• Le linge et la mer (épisode n°7)

    Les rouleaux que forment les vagues au loin emportent avec eux mes questions sans réponse. La dernière fois que j'ai vu la mer, elle n'était pas comme aujourd'hui, lancinante et énigmatique.

    Nous reprenons, en accélérant le pas, notre marche silencieuse le long de la plage. Le sable sec a désormais remplacé l’autre mouvant de tout à l’heure. Je ne crois pas que Véronique continue de pleurer : parler l’a soulagée, même si ses paroles étaient désespérées. C'est à moi de lui prouver qu'elle n’a aucune raison d’être triste. Nous nous aimons et cela ne suffirait-il pour retrouver l’espoir ?

    Quand je lui murmure que je l'aime, elle est heureuse. Pourquoi ne lui ai-je pas dit depuis trois jours ? C'est maintenant qu'elle en aurait besoin de ces mots d’amour mais je ne sais pas pourquoi ils ne veulent pas sortir de ma bouche. Pourtant j'en ai vraiment envie. J'ai peur de son incertitude et de sa lassitude, comme tout à l'heure dans la voiture. Elle n'avait pas l'air sereine comme je le pensais, mais lasse, oui c'est ça, lasse. Elle pourrait me prendre par la taille. Si elle le fait, je lui déclare mon amour.

     

    Je commence à avoir une crampe dans le bras. J'ai peur de le retirer de ses épaules et de ne plus pouvoir le remettre ensuite. J'ai peur qu'elle ne m'attende pas, et que le temps que je récupère mon bras, elle continue, comme si de rien n'était. Là ou pas là, elle est capable de poursuivre son chemin jusqu'à épuisement total. Une fois, je l'ai rattrapée comme cela, sur la petite route qui passe devant chez nous.
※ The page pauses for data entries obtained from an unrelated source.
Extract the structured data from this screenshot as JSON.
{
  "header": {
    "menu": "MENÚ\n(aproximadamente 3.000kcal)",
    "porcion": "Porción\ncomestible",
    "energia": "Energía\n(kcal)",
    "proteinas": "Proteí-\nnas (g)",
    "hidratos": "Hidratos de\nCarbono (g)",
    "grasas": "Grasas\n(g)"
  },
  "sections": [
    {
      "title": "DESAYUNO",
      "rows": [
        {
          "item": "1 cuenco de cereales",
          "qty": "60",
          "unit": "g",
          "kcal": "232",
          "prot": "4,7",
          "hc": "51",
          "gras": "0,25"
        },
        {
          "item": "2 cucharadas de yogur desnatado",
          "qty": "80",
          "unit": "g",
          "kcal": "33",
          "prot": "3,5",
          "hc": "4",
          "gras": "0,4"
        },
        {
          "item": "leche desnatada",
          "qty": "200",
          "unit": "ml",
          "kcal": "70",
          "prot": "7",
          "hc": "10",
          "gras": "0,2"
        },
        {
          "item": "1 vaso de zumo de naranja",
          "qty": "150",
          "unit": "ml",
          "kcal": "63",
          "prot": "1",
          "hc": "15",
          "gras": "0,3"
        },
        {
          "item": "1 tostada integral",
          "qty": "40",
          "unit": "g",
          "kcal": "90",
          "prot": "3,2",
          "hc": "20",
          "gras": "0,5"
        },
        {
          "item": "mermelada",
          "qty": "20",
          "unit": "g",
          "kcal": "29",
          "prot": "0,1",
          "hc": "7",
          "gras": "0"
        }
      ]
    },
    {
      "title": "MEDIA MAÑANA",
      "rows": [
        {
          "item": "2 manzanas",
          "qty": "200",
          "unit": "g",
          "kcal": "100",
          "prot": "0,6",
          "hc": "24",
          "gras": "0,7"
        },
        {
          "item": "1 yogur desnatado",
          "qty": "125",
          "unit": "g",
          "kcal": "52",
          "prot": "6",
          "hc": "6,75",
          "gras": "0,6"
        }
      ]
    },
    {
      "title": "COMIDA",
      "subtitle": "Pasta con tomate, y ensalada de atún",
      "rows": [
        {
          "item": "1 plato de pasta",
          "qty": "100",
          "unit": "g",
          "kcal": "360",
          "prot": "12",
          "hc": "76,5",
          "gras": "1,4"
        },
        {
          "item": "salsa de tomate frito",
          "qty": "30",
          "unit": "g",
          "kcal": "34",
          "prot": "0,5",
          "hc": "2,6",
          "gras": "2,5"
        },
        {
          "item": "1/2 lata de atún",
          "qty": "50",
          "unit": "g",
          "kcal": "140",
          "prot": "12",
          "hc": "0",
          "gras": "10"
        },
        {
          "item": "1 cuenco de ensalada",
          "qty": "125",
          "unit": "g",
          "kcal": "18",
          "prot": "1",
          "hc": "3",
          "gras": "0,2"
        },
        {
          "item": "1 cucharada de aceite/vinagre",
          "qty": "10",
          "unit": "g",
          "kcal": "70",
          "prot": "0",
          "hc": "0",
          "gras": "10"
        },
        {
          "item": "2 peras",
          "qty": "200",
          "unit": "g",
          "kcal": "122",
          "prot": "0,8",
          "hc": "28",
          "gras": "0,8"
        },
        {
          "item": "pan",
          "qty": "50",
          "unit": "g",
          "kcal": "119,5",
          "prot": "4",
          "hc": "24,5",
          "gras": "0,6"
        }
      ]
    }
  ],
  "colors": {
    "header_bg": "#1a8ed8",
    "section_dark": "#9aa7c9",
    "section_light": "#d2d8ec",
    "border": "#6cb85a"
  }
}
    Au moins sous mon bras, même si elle est malheureuse à cause de moi, je sais qu'elle est là et qu'elle ne partira pas.

     

    Nous croisons un autre couple marchant sur le sable mouillé. Ils rient, se tiennent par la taille et viennent de s'embrasser. Je suis sûr que c'est pour nous narguer. Tout le monde doit le voir que Véronique est malheureuse et que moi aussi je ne suis pas dans mon assiette. J'ai du mal à prendre conscience que nous sommes, elle et moi, au bord de la mer pour nous réconcilier. Je n'ai jamais été aussi seul. J'hésite entre les hurlements animaux et les caresses violentes. Je suis tiraillé entre les deux. La mer apaise, aspire, dramatise, pèse, poignarde et remue dans ses allers et venues les cicatrices de notre union.